You can see also that time is needed for each soulmate to figure out what exactly it is they want to do. Do they want to explore things further with their mirror image, or do they want to stick with the security and stability of the relationship they are already involved in? It doesn’t matter if there are issues in their “normal” relationship or not, this is still a vastly important decision they must make. In a few instances, mature soulmates make no choice at all, staying with the safety of their “normal” relationship and experiencing the seesaw that is their soulmate relationship.
Normally, the mature souls struggle with this more so than the less mature souls. Not because the less mature soulmates are assholes either. The more mature soulmates are not accustomed to letting anyone down; whereas the less mature soulmate thinks more of themselves than anyone else. Nor are more mature soulmates accustomed to putting themselves first in many situations, though they are not doormats. They can certainly put their hip waders on to kick the shit out of anyone giving them trouble.

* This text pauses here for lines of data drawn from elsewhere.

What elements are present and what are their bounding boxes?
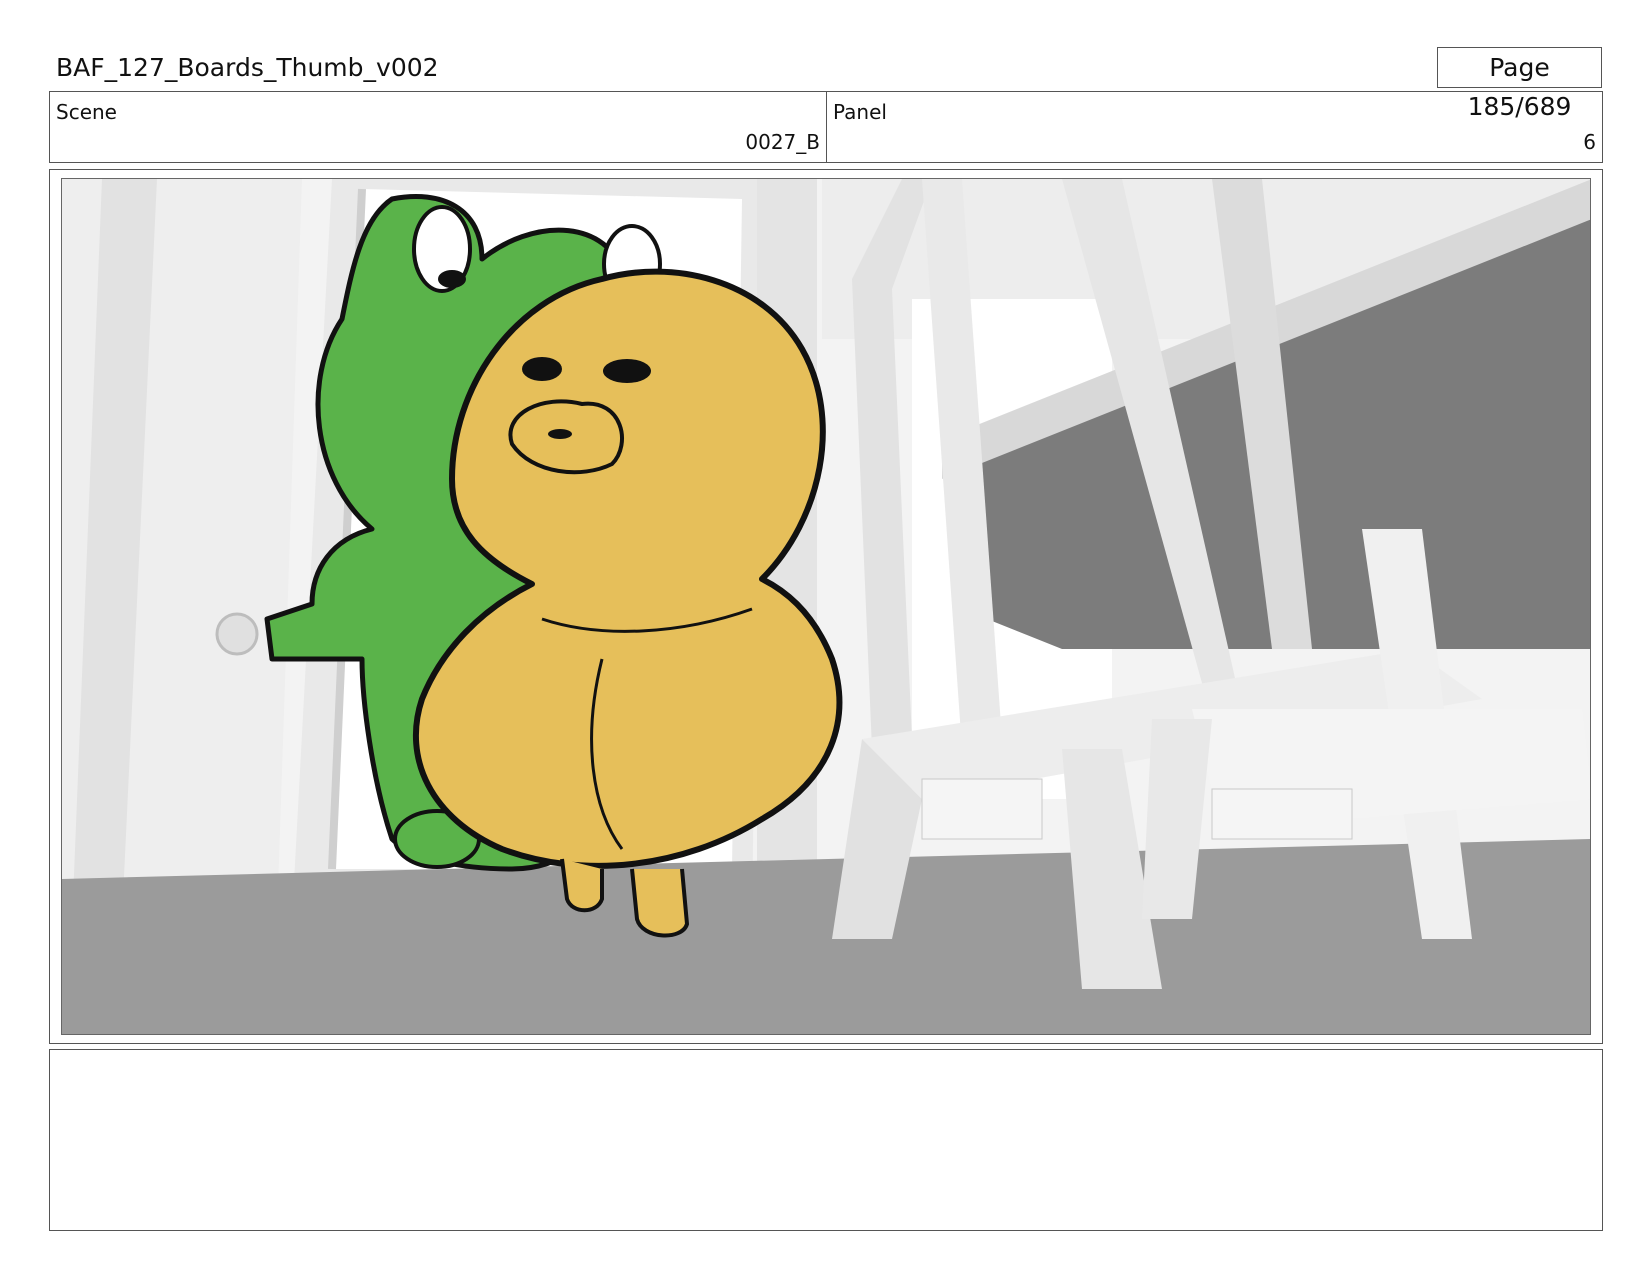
door-knob xyxy=(215,612,259,656)
panel-value: 6 xyxy=(1583,130,1596,154)
panel-label: Panel xyxy=(833,100,887,124)
bear-leg-right xyxy=(630,868,690,938)
document-title: BAF_127_Boards_Thumb_v002 xyxy=(56,53,439,82)
storyboard-drawing xyxy=(62,179,1590,1034)
notes-box xyxy=(49,1049,1603,1231)
scene-label: Scene xyxy=(56,100,117,124)
scene-panel-info-row: Scene 0027_B Panel 6 xyxy=(49,91,1603,163)
bear-nose xyxy=(548,429,572,439)
bear-eye-right xyxy=(603,359,651,383)
frog-pupil xyxy=(438,270,466,288)
page-number-box: Page 185/689 xyxy=(1437,47,1602,121)
storyboard-frame xyxy=(49,169,1603,1044)
distant-chair-2 xyxy=(1211,788,1353,840)
bear-eye-left xyxy=(522,357,562,381)
distant-chair-1 xyxy=(921,778,1043,840)
scene-value: 0027_B xyxy=(745,130,820,154)
scene-cell: Scene 0027_B xyxy=(50,92,827,162)
storyboard-image xyxy=(61,178,1591,1035)
panel-cell: Panel 6 xyxy=(827,92,1602,162)
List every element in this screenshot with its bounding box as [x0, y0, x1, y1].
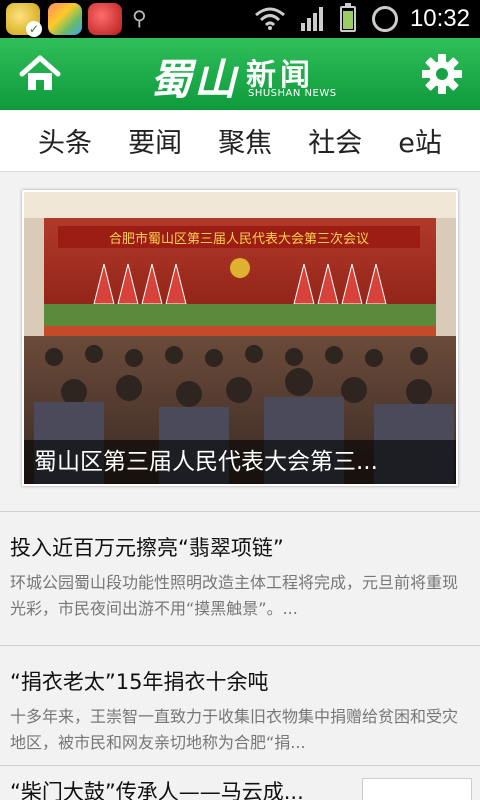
- logo-english-text: SHUSHAN NEWS: [248, 88, 337, 99]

However, put in a position where they view themselves ruining others lives to get what they want, it is a quandary mature soulmates often hesitate on when presented with the decision that is theirs and theirs alone to make.
Not helping matters any is the lesser evolved soul, who often will run away more than once when the emotional depth and width of the soulmate relationship overcomes them. I’ve seen less mature soulmates run out and damn near pick the first person they see to get in a relationship with in an futile attempt to try and forget the love they left. In many cases, the years pass while the less mature soul evolves and grows more, and the more mature souls figure out what they want. When both reunite, each stand a much better chance of making their feelings known, as well as going through all the reasons things did not work out in years past. Then both can either come to an decision as to being together, or going their separate ways. I have never seen a soulmate pair not resolve things, be it going away forever, or sticking together and making things work out.
I have seen soulmates reunite after twenty years; I have also observed soulmates who have reunited after six months apart. This does not mean they reunite and are together forever. Some of those very rare cases where a teenager meets their soulmate have reunions decades after they first met. It sounds awfully sweet doesn’t it? Yet it’s hell on Earth, because neither ever forgets the other. In fact, both often pined in the back of their respective minds for one another the entire time they were parted.
Frequently, soulmates pine for one another for years because there is a active physical and mental link between them. I find this of interest because science has proven that in “normal” couples, it takes about ten years for partners to develop a low grade telepathic link with their significant other. The difference in soulmates is that that link, once activated, is not broken unless one chooses to walk away forever. While some do walk, they comprise the minority today, not the majority as once used to be. Perhaps, as some of my colleagues conjecture, it is because our planet has more people arriving day in and day out. The more souls born, the more likely you might have a run in with your soulmate. It is what it is. I don’t speculate about the reasons behind it; I just deal with the fallout.